Step 3. Implement a single-slot cache buffer for writing sequential files. This is like the cache buffer for reading, but it absorbs writes instead of prefetching reads.

This will improve your performance on character I/O tests. If you do this well, you should now match or beat stdio’s performance on all sequential I/O tests!

Step 4. Fix your code to handle seeks correctly (but not necessarily in a high-performance way).

This should make your code produce correct results for all tests.

Step 5. Change your code to continue handling seeks correctly, but with good performance for reverse61. For ideas, try running strace on the stdio-reverse61 variant. What does it look like stdio is doing?

This should make your code roughly equal stdio’s performance on all tests.

Extra Credit 1. If you feel ambitious, you might try changing your code to use memory-mapped I/O when this is possible.
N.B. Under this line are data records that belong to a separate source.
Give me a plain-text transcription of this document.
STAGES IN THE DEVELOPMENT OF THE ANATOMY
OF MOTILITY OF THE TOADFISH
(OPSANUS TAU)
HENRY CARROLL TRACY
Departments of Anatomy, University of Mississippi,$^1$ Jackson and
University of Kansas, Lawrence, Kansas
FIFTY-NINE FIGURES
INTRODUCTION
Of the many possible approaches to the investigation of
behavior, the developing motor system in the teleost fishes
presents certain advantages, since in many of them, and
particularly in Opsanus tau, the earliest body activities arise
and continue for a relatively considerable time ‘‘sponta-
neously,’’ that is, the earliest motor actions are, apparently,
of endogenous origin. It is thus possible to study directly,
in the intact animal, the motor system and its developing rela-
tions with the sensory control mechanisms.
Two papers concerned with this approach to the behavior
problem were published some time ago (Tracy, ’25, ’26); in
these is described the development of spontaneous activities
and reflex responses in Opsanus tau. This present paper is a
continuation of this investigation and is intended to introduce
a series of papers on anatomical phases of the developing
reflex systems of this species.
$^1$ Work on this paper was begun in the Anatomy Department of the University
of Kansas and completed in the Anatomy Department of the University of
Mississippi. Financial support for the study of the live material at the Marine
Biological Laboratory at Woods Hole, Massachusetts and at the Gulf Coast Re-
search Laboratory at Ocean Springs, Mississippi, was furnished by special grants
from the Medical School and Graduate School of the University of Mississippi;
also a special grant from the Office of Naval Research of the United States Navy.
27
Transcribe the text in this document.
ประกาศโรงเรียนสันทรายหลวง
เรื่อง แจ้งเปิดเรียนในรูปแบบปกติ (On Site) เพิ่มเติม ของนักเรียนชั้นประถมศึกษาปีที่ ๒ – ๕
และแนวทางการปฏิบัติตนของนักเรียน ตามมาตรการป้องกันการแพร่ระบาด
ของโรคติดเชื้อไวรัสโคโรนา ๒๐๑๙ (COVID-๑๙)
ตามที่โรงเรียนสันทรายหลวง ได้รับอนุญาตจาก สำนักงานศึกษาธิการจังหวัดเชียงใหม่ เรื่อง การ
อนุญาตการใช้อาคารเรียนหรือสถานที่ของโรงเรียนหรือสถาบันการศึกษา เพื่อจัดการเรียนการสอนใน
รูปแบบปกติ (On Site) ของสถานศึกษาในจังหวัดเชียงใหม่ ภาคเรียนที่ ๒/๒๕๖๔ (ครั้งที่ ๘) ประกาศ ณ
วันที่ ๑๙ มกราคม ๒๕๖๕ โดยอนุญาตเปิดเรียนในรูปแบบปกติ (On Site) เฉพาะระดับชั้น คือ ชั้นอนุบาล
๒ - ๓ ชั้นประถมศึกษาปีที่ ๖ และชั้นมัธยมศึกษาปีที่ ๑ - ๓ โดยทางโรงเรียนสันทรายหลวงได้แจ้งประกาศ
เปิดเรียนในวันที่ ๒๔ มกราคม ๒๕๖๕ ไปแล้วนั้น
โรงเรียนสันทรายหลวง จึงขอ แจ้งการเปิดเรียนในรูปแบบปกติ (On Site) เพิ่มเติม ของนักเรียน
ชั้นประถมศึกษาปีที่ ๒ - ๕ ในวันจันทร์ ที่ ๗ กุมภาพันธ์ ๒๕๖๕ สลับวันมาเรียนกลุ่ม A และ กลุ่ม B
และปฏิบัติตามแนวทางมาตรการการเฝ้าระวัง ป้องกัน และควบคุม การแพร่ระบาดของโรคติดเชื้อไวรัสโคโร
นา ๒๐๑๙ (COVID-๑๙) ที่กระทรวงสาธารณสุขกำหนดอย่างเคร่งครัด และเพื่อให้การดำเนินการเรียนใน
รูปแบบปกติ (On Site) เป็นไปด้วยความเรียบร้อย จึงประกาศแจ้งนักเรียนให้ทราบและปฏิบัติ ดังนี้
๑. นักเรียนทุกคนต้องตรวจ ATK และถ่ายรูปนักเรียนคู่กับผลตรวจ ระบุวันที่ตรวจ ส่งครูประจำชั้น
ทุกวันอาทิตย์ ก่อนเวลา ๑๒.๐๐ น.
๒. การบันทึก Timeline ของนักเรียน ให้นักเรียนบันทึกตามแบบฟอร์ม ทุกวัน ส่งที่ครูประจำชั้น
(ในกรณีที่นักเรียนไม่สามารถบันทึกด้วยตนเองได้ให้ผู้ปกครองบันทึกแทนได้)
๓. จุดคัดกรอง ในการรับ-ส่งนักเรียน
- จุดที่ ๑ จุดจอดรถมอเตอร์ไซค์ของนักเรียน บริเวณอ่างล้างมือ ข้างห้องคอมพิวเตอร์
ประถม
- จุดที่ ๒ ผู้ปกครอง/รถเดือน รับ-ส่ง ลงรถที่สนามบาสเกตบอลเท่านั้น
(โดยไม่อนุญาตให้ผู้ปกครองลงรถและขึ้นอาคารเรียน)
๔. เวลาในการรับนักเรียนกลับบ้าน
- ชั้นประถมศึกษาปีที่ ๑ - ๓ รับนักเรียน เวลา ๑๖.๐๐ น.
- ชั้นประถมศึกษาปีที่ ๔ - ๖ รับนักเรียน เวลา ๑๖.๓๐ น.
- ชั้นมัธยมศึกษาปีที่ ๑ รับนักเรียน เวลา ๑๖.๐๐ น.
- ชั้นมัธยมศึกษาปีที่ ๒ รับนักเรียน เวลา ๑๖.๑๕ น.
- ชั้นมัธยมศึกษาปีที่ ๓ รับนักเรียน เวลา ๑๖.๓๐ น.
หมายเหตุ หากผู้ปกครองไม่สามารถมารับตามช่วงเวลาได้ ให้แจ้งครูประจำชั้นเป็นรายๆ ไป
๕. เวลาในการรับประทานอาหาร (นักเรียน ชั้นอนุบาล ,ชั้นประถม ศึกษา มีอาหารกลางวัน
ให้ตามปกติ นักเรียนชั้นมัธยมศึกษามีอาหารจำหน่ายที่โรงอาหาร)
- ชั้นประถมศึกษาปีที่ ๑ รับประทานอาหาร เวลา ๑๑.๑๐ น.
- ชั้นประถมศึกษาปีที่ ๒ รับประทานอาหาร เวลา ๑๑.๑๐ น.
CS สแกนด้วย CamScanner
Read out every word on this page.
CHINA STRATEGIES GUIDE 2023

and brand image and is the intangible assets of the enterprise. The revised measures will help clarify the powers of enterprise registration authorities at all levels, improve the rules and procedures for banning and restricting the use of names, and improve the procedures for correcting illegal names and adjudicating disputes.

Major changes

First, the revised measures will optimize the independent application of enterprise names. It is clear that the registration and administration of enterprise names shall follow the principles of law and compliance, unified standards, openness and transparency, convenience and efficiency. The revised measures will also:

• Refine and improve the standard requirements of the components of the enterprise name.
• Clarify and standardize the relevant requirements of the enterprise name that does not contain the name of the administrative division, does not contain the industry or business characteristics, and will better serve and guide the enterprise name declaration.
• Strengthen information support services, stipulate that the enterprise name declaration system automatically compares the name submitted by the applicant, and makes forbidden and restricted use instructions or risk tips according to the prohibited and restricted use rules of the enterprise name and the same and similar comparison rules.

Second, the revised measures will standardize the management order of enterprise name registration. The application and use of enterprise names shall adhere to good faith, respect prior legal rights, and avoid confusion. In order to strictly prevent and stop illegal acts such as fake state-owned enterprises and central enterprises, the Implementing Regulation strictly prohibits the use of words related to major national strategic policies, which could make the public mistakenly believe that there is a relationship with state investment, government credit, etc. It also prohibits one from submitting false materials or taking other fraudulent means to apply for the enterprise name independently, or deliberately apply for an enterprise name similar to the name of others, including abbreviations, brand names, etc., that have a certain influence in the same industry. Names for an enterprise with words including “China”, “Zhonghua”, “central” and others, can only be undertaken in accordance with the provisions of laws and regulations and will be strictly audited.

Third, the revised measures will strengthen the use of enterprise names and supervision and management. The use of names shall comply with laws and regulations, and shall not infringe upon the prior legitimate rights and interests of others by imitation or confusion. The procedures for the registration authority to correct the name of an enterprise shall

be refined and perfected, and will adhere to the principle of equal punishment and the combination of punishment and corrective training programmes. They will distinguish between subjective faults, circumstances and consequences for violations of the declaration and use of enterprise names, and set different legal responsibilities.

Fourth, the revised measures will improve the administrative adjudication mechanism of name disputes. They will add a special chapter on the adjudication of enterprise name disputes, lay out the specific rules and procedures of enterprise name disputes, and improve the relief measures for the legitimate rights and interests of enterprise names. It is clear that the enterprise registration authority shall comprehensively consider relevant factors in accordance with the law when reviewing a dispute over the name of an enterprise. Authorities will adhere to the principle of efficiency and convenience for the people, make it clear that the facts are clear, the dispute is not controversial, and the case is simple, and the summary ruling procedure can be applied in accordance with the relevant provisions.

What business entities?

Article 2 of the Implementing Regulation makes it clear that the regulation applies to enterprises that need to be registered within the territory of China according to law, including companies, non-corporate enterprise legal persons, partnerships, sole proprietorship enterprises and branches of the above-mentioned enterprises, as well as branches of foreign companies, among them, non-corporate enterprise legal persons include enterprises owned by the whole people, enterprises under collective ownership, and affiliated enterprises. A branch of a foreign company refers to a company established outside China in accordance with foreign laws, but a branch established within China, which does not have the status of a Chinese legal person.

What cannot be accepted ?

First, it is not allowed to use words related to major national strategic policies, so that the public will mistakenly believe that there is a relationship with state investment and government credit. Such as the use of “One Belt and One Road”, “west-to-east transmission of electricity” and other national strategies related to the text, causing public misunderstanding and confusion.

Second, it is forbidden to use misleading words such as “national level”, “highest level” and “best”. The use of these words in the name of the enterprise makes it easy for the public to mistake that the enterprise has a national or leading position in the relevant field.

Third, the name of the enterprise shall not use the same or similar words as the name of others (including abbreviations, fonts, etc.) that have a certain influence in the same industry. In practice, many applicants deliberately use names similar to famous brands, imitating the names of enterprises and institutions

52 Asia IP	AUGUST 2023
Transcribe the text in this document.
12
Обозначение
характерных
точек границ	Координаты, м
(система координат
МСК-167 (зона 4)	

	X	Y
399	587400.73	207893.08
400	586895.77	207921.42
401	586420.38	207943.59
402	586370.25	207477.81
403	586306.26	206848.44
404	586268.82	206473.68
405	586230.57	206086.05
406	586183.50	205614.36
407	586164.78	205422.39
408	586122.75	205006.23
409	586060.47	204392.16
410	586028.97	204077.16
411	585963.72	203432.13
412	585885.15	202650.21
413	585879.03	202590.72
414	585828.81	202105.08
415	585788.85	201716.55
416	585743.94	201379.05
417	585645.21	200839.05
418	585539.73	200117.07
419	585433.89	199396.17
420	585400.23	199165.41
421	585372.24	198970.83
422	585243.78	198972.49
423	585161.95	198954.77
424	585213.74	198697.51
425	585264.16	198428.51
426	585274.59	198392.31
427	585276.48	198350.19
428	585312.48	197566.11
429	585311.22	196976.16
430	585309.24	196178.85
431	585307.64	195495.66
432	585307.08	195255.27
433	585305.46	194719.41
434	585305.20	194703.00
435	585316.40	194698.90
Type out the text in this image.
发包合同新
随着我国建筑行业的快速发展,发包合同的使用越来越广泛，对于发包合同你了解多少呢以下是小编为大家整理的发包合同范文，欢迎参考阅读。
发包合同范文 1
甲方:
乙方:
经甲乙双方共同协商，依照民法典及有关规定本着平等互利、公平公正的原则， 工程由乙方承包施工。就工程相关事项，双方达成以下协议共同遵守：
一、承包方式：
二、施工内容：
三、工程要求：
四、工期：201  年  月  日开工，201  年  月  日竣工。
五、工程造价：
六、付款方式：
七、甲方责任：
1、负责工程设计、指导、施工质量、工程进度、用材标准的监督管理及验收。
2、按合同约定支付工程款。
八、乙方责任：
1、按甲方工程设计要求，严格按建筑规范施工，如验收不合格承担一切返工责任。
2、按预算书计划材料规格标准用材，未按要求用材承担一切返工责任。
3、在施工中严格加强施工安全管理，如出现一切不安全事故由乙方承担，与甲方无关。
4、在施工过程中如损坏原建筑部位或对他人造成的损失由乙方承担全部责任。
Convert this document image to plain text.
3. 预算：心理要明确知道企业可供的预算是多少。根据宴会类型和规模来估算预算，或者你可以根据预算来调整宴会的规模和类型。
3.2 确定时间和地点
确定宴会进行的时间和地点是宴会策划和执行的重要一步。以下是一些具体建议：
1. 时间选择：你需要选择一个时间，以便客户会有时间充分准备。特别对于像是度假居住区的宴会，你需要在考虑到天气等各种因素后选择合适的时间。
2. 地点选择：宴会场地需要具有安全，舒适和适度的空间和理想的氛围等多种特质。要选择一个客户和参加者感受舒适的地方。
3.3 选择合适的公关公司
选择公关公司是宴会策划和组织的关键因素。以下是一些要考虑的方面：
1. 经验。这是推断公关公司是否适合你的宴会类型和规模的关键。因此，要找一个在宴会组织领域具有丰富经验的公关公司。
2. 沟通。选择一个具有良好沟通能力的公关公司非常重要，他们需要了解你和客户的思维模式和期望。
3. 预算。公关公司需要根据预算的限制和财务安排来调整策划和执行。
Note: Memory-mapped I/O is not always possible, though, so keep your old block cache around for pipe files and other non-mappable files.

This should make your code beat stdio on some non-sequential I/O tests!

Extra Credit 2. If you have additional time and feel even more ambitious, implement an associative cache that holds multiple blocks and works for (a) non-mappable files or (b) very large memory-mapped files.

Something like this will get the highest performance. It is difficult and rewarding to implement an associative cache. You’ll learn a lot! But design carefully so you don't make your other code more difficult to read and maintain. In fact, you might try working on a separate branch initially.

Hints

You are allowed to make a couple assumptions.

Make targets

Your code must work correctly with sanitizers turned on (though it will not be very fast). Run make SAN=1 check to check for errors.

To get an strace log for your code on a specific test, use make STRACE=1 check-TESTNUM. The strace output will be stored in strace.out.

To run without running the stdio tests, use make NOSTDIO=1 check.

To run with one trial rather than multiple trials, use make TRIALS=1 check.

To compile without optimization (which might help you debug), run make O=0.

Final extra credit step: Deadlock

We also release a program, pipeexchange61, that demonstrates a problem with conventional blocking I/O. The pipeexchange61 program forks two copies of itself. One copy, the requester, sends requests to the other copy, the responder. The requester can send many requests back-to-back and only then wait for responses (a form of batching). When you run pipeexchange61, the program appears to get stuck! Why? Can you construct an I/O library that unsticks pipeexchange61, without modifying pipeexchange61.cc?

Turnin

You will turn in your code by pushing your git repository to github.com and updating the grading server with your repository.

Don’t forget to fill out README.md and AUTHORS.md.


This pset was originally created for CS61.